[tune] – Tune Configuration
The [tune] section controls the DQN training loop and experience replay. See Tune for a detailed explanation of the learning process.
Fields
[tune]
replay_capacity = 50000
batch_size = 64
learning_rate = 0.001
gamma = 0.99
lr_decay = 0.995
replay_period = 4
target_update_freq = 100
min_replay_size = 500
per_alpha = { value = 0.6, mode = "auto" }
per_epsilon = { value = 0.0001, mode = "fixed" }
[tune.epsilon]
start = 1.0
end = 0.05
decay_steps = 500
| Field | Type | Default | Description |
|---|---|---|---|
replay_capacity | usize | 50000 | Maximum transitions stored in the replay buffer |
batch_size | usize | 64 | Transitions sampled per training step |
learning_rate | f64 | 0.001 | Adam optimiser learning rate |
gamma | f64 | 0.99 | Discount factor for future rewards |
lr_decay | f64 | 0.995 | Learning rate decay multiplier applied each round |
replay_period | usize | 4 | Train every N transitions (not every round) |
target_update_freq | usize | 100 | Rounds between target network updates |
min_replay_size | usize | 500 | Minimum buffer size before training begins |
per_alpha | Param<f64> | auto(0.6) | PER prioritisation exponent (0 = uniform, 1 = full) |
per_epsilon | Param<f64> | fixed(1e-4) | Small constant added to TD error to prevent zero priority |
Replay buffer
The replay buffer stores (state, action, reward, next_state) transitions from every page fetched.

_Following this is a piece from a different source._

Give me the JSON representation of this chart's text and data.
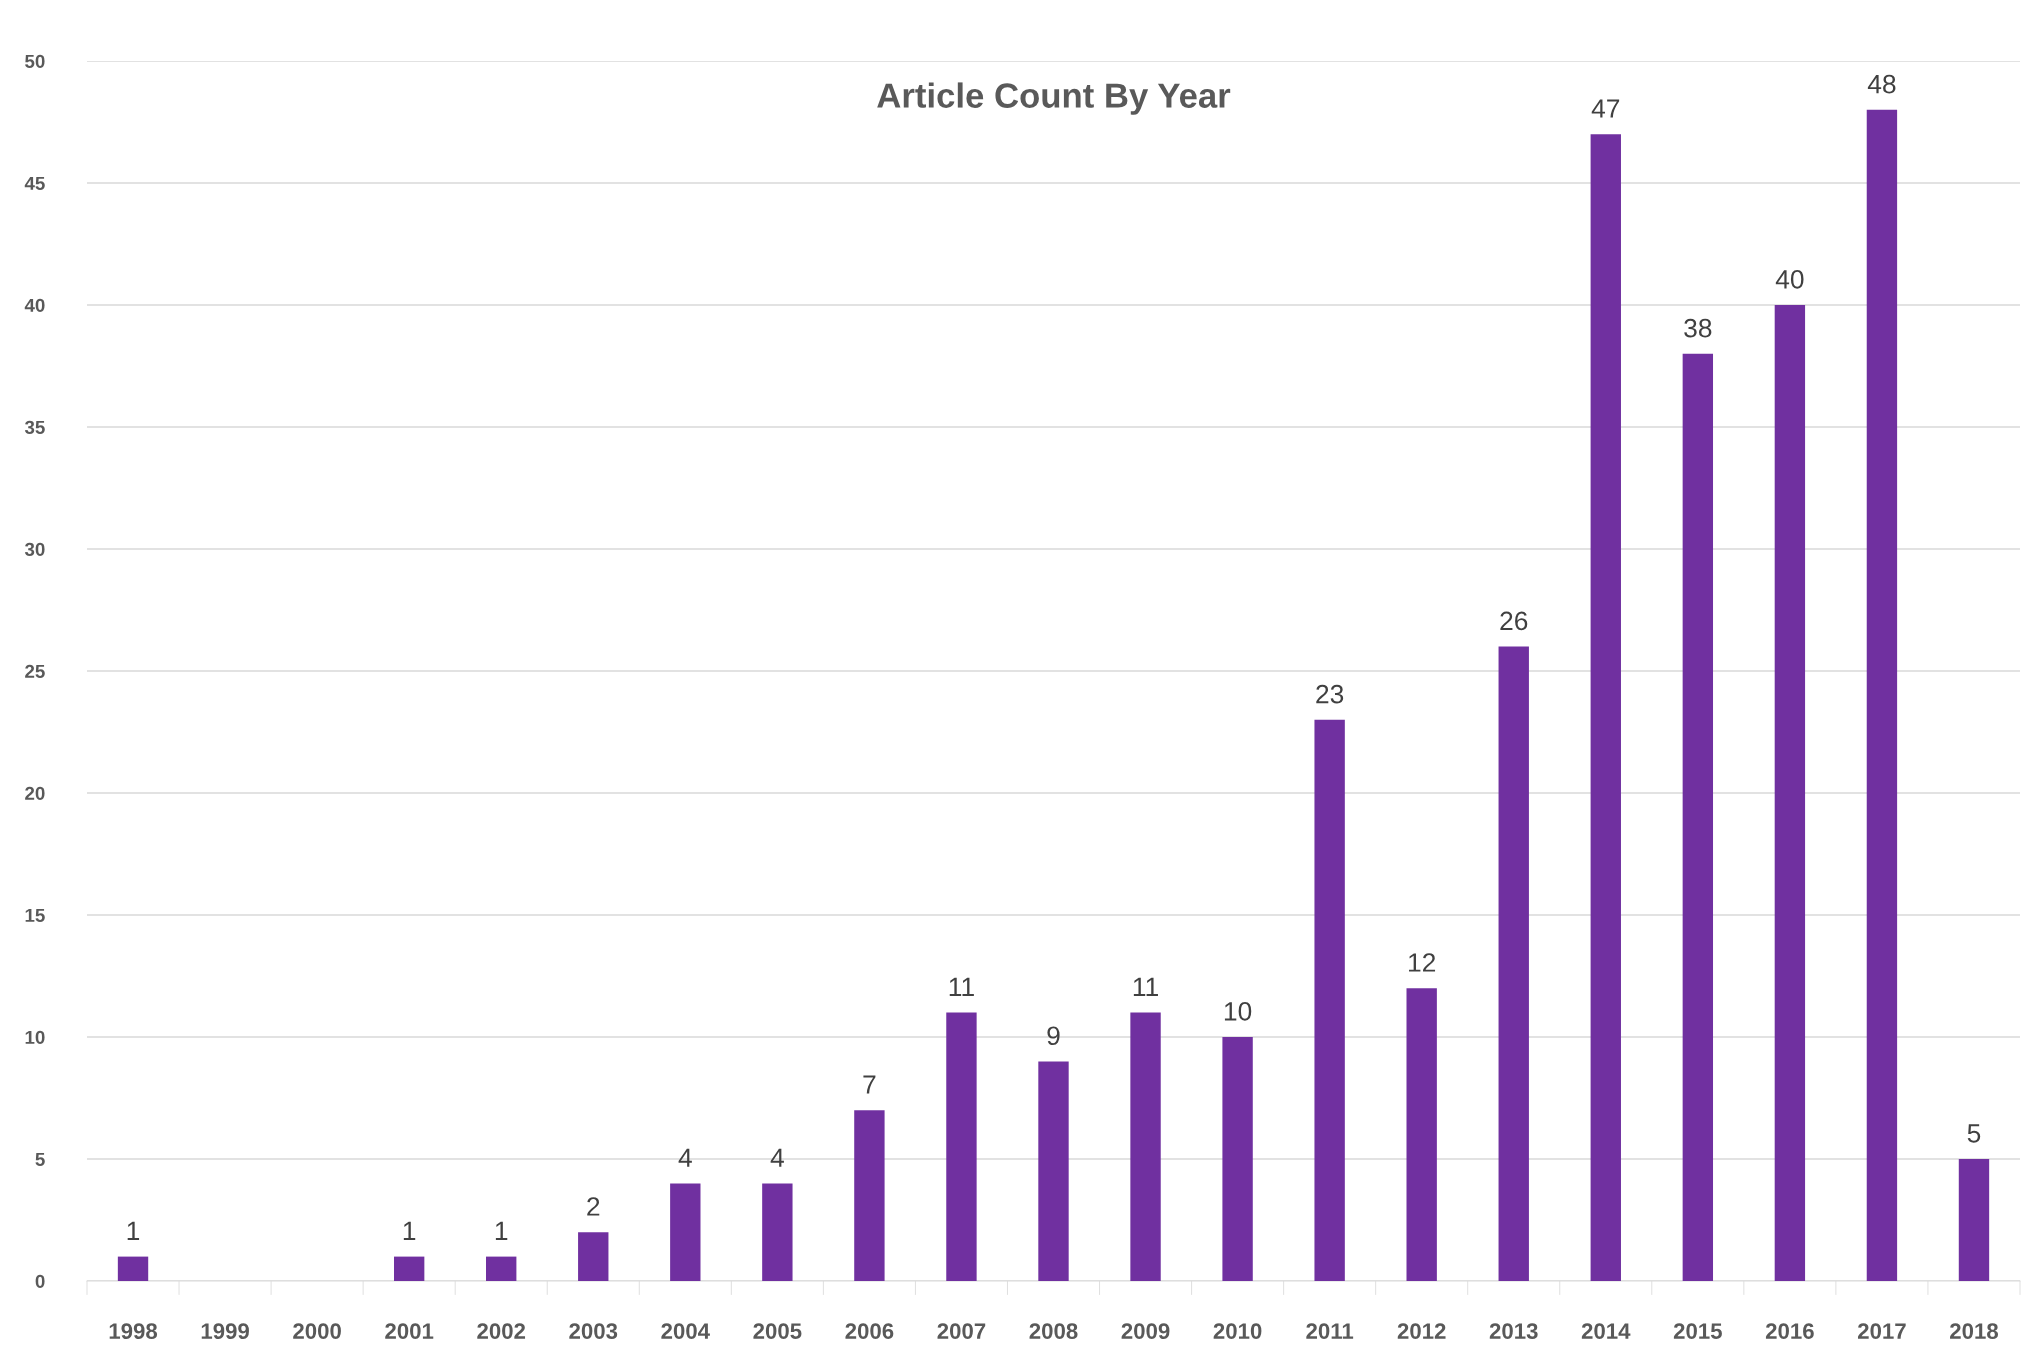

Once it reaches replay_capacity, old transitions are evicted. Training does not start until the buffer has at least min_replay_size entries, ensuring the agent has enough experience for meaningful gradient updates.
Learning rate
learning_rate is the initial rate for the Adam optimiser. lr_decay multiplies it after each round, producing exponential decay. This lets the agent make large updates early (when it knows little) and fine-tune later.
Discount factor
gamma controls how much the agent values future rewards versus immediate ones. At 0.99, a reward 100 steps in the future is worth about 37% of an immediate reward. Lower values make the agent more short-sighted.
[tune.epsilon]
The epsilon-greedy exploration schedule.
| Field | Type | Default | Description |
|---|---|---|---|
start | f64 | 1.0 | Initial exploration rate (100% random) |
end | f64 | 0.05 | Final exploration rate |
decay_steps | usize | 500 | Rounds over which epsilon decays |
Epsilon decays linearly from start to end over decay_steps rounds. At start = 1.0, every action in round 1 is random. By the time decay_steps rounds have passed, only 5% of actions are random.
PER parameters
per_alpha controls how aggressively the replay buffer favours high-error transitions. At 0.0, all transitions are sampled uniformly. At 1.0, sampling is fully proportional to TD error. The default of 0.6 is a common sweet spot. In auto mode, the crawler adjusts this based on training stability.
per_epsilon is a small constant added to every transition’s priority so that no transition ever has exactly zero probability of being sampled. This is fixed at 1e-4 and rarely needs changing.